Lindsey Graham: The Punisher
Graham is driven by an overriding impulse to see that America is kept safe, and that goal can only be served by bombing absolutely everyone who even looks at America cross-eyed. Everyone.
It’s worth pointing out that, sometimes, the Punisher does have the most effective solution to stopping bad guys.
Jim Gilmore: Jimmy Olsen
What the devil is that lad doing hanging around a battle between super-powered beings? He’s going to get hurt! But I guess he wants to make some news and get his pictures in the paper. Really, though, he ought to just get on home.
Rick Santorum: Ant-Man
Santorum has a tendency to be very small and petty. He can also be fairly sarcastic. And he…bugs people. It is noteworthy that after he was the last non-Romney standing in 2012, he has shrunk to the point of irrelevance this time around. I don’t blame him for being bitter about it.
Last, and Least, Donald Trump: M.O.D.O.K.
Megalomania?
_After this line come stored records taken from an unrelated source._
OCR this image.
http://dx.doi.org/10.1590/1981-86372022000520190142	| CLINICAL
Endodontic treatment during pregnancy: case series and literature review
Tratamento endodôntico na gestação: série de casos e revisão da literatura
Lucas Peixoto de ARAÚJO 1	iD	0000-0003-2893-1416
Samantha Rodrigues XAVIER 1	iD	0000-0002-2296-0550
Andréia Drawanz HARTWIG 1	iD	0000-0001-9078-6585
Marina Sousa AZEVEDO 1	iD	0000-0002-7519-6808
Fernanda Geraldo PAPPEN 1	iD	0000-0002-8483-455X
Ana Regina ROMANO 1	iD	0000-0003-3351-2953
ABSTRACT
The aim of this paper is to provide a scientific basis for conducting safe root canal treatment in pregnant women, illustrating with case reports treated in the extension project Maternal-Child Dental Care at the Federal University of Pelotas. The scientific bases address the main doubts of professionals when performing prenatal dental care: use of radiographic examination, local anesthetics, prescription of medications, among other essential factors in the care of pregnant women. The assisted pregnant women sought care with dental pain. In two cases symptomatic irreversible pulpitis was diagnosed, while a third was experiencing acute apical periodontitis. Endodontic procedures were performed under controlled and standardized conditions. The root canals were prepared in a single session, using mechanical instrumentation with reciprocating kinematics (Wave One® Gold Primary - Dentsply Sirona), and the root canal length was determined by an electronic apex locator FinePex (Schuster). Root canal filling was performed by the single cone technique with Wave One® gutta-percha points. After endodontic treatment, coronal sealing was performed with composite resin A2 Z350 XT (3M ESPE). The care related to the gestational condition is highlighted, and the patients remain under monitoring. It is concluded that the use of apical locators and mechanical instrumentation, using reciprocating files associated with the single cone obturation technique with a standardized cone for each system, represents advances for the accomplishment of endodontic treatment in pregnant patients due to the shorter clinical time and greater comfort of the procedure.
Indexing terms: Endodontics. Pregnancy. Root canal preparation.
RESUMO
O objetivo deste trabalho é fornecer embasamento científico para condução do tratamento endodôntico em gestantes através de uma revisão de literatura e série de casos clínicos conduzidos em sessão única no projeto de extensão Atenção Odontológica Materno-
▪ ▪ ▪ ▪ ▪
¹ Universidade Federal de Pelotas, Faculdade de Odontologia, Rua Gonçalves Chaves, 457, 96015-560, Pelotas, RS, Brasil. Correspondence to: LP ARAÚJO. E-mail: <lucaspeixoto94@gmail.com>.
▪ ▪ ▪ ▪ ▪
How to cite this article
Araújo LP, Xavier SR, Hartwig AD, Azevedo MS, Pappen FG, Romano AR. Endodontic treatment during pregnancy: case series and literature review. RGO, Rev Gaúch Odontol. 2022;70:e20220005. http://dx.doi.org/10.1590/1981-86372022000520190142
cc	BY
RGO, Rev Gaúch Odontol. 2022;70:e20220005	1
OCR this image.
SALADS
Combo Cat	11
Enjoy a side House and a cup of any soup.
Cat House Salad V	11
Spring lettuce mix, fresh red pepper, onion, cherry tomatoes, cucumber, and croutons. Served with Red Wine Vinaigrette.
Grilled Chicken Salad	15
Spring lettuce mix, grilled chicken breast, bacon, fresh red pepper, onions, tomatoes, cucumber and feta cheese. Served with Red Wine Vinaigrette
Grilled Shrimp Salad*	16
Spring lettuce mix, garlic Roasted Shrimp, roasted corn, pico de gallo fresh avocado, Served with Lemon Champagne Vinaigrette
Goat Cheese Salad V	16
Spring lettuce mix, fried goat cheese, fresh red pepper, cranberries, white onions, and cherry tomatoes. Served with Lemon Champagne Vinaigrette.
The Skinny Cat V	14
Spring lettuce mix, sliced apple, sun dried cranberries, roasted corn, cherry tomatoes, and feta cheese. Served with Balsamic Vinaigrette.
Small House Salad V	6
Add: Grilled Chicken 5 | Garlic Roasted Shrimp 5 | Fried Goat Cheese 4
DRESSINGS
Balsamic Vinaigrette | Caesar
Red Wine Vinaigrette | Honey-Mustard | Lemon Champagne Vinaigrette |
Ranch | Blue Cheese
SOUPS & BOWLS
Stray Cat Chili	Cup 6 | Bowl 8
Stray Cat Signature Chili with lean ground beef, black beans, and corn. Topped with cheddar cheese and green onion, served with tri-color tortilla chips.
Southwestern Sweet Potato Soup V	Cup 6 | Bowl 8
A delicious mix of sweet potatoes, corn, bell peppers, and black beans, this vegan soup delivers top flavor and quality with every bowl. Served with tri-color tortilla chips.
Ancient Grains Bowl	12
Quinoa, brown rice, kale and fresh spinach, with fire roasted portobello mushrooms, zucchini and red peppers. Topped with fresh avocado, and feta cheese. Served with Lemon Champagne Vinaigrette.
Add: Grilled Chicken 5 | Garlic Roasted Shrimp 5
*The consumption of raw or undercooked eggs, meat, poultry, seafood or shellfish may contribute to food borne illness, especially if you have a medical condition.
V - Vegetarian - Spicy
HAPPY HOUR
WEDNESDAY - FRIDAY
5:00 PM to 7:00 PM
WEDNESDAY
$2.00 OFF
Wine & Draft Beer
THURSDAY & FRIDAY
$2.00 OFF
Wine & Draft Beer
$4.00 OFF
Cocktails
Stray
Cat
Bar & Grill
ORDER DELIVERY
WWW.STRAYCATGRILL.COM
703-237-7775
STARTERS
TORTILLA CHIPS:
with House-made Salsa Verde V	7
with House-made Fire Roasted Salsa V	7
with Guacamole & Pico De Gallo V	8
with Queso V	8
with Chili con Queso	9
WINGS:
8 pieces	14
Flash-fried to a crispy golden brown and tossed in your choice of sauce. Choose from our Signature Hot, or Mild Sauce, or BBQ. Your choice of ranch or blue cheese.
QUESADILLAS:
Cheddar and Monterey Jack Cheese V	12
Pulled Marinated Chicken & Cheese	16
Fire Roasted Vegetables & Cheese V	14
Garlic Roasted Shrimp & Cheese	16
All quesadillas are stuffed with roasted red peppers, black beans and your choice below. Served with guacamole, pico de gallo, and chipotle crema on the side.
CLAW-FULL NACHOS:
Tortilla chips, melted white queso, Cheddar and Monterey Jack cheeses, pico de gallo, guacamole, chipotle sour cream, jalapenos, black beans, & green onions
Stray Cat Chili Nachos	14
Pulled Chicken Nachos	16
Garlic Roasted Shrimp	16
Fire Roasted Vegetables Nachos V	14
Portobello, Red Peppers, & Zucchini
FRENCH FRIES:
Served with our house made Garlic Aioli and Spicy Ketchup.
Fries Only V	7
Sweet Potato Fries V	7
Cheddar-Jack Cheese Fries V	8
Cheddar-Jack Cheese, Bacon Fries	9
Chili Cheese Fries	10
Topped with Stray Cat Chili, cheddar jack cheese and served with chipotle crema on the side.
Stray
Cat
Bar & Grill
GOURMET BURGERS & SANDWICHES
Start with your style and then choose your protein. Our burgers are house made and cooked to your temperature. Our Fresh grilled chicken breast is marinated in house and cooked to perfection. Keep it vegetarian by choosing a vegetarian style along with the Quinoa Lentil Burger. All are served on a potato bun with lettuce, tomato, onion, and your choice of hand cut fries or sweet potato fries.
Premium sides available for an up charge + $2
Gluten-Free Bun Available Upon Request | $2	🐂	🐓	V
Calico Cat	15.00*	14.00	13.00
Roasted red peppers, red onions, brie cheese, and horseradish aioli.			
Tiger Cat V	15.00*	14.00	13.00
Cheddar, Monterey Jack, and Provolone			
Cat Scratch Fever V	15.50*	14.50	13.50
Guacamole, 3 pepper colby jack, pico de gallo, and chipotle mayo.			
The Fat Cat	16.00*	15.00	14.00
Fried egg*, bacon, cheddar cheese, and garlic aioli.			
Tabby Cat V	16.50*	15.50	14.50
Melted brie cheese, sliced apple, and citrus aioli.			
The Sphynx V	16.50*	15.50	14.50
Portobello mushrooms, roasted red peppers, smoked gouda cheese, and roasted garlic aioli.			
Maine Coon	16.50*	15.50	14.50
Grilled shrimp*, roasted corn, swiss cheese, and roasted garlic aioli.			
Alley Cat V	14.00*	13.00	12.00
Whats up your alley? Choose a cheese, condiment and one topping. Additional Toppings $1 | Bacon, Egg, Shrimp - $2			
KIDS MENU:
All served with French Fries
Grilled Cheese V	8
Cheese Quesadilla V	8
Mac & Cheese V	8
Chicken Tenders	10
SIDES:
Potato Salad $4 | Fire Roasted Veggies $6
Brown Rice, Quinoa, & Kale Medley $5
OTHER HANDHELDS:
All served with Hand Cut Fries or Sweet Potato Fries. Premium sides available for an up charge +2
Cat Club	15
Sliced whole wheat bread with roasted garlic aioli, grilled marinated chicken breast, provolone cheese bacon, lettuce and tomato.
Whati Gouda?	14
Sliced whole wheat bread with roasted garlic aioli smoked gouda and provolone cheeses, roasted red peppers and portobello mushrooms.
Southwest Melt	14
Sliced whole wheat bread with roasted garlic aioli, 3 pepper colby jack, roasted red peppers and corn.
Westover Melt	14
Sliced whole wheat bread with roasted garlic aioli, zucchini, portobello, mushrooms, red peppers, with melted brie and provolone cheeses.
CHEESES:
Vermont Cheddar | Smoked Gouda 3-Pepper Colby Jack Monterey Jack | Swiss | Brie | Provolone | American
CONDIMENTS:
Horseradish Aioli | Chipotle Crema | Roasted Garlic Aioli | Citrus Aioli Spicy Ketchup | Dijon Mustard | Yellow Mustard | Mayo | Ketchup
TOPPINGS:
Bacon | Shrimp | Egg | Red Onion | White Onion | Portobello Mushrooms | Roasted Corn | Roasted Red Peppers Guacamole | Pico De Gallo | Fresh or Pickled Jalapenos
Check. Boundless arrogance? Check. Ability to exert some sort of mind-control over otherwise-sensible people? Check. Giant head with really bad hair? Check. The only way Donald Trump is not like M.O.D.O.K. (Mental Organism Designed Only for Killing… more qualified candidates) is that Trump’s genius extends only to self-promotion and lending encouragement to white nationalists. Seriously, how dare this bratty billionaire compare himself to Batman? How dare he?
I’m sure it’s difficult to disagree with my assessments, but on the off chance that you do, please feel free to post your own list in the comments section.